When I reached about 500 or 600 followers, I felt like Twitter changed. I hadn’t followed many new accounts, but there seemed to be a shift. I felt like my notifications stream was as entertaining as my own feed, and I was finally getting back what I was putting in.
Eighty-two percent of Twitter users have fewer than 350 followers, and 391 million Twitter accounts have zero. But, as with nearly all things things in life, most of us want more. Famous celebrities like Taye Diggs and Montel Williams have spent thousands of dollars on social media consultants tasked with pumping up their presence. People make awful jokes, fill their tweets with erroneous hashtags, manual-RT, and even pay to promote their own accounts—all in pursuit of more followers.
According to analytics firm Beevolve, the average Twitter user has around 208 followers. However, nearly half (44 percent) of all users have never sent a tweet. One might assume that the more you tweet, the more followers you’ll gain, but tweet frequency rarely correlates with follower count. Mark Zuckerberg (@finkd), Beyoncé (@Beyonce) and Brian Williams (@bwilliams) have all tweeted fewer than 20 times, but they’re still blessed with thousands of followers because of who they are.
Studies say that once you make about $75,000 a year, earning more money doesn't affect your overall happiness. Is there a baseline follower equivalent for Twitter?
I have 200 followers.

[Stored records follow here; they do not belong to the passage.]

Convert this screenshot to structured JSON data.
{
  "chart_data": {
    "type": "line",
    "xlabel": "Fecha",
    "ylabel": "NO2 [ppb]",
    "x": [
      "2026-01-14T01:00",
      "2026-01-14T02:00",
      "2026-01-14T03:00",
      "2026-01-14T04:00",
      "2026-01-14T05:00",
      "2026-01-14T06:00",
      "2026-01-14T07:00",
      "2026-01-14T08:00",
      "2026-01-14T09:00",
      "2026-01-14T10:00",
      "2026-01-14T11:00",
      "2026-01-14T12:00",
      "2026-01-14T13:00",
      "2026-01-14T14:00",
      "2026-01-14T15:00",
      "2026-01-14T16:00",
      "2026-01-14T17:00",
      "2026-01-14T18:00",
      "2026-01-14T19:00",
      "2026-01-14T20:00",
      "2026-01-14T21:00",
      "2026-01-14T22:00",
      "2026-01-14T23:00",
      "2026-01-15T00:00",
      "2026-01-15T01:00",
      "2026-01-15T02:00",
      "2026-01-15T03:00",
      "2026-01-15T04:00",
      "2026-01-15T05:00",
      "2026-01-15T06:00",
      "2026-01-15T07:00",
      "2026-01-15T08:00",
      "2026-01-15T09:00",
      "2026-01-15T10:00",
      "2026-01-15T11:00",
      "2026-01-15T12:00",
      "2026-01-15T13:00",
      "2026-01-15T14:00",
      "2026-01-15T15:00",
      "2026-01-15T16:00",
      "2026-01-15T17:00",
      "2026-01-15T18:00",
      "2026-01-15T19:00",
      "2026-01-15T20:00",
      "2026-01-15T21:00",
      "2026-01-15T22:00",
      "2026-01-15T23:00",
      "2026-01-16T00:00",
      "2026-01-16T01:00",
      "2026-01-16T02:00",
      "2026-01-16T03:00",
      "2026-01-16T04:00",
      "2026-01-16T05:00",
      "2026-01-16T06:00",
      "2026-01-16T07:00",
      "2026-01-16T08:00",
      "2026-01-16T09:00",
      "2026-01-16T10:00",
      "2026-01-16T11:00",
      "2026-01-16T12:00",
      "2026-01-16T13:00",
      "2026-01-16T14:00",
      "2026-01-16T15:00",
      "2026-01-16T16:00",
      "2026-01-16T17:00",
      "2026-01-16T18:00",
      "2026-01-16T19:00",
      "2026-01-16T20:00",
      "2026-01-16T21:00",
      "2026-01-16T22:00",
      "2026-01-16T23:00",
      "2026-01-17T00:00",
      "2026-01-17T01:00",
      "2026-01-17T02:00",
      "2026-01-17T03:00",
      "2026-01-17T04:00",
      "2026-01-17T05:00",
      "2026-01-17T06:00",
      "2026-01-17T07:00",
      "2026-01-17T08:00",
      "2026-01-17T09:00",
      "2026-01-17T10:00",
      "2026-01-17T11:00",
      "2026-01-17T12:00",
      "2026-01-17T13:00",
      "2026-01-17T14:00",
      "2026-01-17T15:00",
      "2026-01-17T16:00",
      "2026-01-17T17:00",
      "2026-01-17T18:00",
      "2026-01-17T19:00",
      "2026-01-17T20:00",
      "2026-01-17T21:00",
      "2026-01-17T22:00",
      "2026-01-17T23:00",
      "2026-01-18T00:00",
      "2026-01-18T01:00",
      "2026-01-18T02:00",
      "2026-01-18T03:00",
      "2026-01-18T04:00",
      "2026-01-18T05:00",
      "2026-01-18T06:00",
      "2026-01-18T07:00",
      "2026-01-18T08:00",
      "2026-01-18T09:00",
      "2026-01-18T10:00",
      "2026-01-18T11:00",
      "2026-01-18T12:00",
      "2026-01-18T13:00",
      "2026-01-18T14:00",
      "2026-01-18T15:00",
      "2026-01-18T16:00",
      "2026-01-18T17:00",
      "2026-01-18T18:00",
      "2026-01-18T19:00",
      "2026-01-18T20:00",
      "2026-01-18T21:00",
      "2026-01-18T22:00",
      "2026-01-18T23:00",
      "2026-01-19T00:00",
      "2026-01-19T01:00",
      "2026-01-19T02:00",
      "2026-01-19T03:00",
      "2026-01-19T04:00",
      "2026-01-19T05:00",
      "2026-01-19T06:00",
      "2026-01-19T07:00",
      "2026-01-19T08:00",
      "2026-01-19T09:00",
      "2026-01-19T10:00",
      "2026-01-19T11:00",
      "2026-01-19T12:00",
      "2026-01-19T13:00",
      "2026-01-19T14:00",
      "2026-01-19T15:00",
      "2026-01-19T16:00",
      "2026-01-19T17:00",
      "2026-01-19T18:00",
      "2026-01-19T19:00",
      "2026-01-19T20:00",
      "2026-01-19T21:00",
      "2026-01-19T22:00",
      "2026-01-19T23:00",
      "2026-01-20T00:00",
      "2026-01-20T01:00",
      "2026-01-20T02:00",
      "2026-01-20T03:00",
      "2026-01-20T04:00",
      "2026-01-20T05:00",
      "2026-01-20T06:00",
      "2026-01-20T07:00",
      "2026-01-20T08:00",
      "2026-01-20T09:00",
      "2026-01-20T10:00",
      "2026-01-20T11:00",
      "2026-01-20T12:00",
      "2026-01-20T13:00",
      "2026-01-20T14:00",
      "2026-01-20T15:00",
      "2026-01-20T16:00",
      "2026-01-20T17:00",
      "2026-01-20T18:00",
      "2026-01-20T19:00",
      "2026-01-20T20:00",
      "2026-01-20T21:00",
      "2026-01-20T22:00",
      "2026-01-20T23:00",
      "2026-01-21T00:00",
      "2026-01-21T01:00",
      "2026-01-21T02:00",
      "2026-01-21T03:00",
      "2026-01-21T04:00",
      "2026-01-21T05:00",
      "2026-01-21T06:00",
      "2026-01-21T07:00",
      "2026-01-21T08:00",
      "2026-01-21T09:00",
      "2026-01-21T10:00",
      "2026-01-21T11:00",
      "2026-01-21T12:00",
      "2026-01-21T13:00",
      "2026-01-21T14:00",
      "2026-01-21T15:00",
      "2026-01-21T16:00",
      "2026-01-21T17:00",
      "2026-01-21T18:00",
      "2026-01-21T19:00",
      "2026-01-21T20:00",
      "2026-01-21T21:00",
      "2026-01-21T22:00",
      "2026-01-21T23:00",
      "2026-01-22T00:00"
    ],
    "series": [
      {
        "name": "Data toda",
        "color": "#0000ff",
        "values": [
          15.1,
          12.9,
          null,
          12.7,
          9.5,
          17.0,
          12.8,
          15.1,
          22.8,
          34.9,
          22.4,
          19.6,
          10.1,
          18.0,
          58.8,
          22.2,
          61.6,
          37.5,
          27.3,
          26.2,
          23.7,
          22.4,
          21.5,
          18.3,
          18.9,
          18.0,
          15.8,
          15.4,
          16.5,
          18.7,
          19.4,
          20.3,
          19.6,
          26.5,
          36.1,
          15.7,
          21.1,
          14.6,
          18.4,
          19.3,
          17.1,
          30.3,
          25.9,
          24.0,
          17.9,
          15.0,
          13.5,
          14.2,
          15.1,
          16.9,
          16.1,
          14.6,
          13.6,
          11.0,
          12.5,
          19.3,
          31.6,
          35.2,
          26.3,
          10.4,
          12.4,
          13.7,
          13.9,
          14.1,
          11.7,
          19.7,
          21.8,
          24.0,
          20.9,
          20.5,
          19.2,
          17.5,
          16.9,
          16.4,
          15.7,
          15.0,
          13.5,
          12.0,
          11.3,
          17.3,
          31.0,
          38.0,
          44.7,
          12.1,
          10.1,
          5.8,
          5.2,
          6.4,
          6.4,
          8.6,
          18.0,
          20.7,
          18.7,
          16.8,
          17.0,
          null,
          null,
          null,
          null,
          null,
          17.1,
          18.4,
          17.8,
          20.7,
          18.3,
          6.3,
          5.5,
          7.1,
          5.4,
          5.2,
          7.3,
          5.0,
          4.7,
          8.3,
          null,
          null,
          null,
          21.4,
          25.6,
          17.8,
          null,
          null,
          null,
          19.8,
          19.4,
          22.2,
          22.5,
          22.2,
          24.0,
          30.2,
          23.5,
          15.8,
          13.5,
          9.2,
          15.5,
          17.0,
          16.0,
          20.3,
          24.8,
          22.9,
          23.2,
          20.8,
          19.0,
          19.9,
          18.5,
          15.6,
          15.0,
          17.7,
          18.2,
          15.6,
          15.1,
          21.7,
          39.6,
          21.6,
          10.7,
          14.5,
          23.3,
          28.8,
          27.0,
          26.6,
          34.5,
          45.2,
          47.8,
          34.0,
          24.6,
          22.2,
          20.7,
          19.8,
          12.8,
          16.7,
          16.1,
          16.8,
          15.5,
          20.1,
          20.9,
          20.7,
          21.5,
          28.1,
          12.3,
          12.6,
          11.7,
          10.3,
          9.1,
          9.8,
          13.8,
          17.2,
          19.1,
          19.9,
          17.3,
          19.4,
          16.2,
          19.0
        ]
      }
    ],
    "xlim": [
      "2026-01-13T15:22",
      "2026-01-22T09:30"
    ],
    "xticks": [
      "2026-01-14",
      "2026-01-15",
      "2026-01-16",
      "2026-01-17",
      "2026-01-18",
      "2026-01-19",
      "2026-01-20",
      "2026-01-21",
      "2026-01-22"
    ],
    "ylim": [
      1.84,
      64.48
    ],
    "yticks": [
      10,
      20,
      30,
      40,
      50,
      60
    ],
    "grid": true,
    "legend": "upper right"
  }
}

This is the same amount as Jesus when he was first starting out, I think.— Adrian Chen (@AdrianChen) August 26, 2009
@mattbuchanan i would give anything to have <1K followers again. Those were the days. I could tweet weird shit and just... beautiful silence— Adrian Chen (@AdrianChen) December 13, 2013
Samir Mezrahi, who runs social media for BuzzFeed, wrote in late 2012 that the target number of followers should be 3,000. “In general, when you hit 3,000, you are pretty much guaranteed to get some kind of reaction to all of your tweets. Which is what we want to get out of a tweet, whether it is a fav, a comment, or a retweet, we live to know that someone is listening. Even if the response is negative, you want to know that there is someone out there reading what you do.”
But not everyone feels like their account needs spectators. “Half the stuff I tweet isn't really well-suited for an audience so much as it's getting an earworm (brainworm?) out of my head. Almost like how I imagine people use a journal or whatever,” says Nate (@Epitasis), an anonymous Twitter user from Illinois. “I feel pretty fortunate to even have the amount of followers I do because it's a little silly that 700 people subject themselves to my stream of consciousness.”
Austin McElvaney (@shaqlvaney), a Twitter user in San Francisco who currently has 184 followers, found the process of gaining followers so frustrating he finally gave up chasing a number altogether. “I look at Twitter most days, but I don't tweet too often anymore. I tried on a couple hats over the years as a tweeter: asking questions to people I wouldn't otherwise have access to, tweeting jokes/commentary on breaking news/memes, for a while I was tweeting things I would hear in public just randomly out of context, but I never really got much utility out of that type of tweeting, so now I just listen for my own benefit.” However, he does admit, “When people I follow answer comments I've posted to them, I do get this like giddy ‘I just met a celebrity’ buzz.”
If you’re not a mainstream celebrity, Internet-famous, or a well-known member of the media, the Twitter-follower sweet spot seems to lie somewhere around 500. Of course, if you use Twitter solely as an RSS feed, followers aren’t necessary at all. But like Mizrahi wrote, most people just want to be heard.
Five hundred followers is significant enough that you probably have a group of friends on the service whom you interact with regularly. You may also have a handful of brands you enjoy following you back and, if you’re lucky, a well-known account or someone you admire may have chosen to subscribe to your feed.
As Mezrahi wrote, most people just want to be heard. Most users don’t need a response to every tweet, they don’t live for the RTs, but they want to feel like what they’re saying has some sort value. Five hundred followers guarantees that you’re anonymous enough to tweet crazy things without scrutiny, but you still don’t feel like you’re shouting to an Internet wall.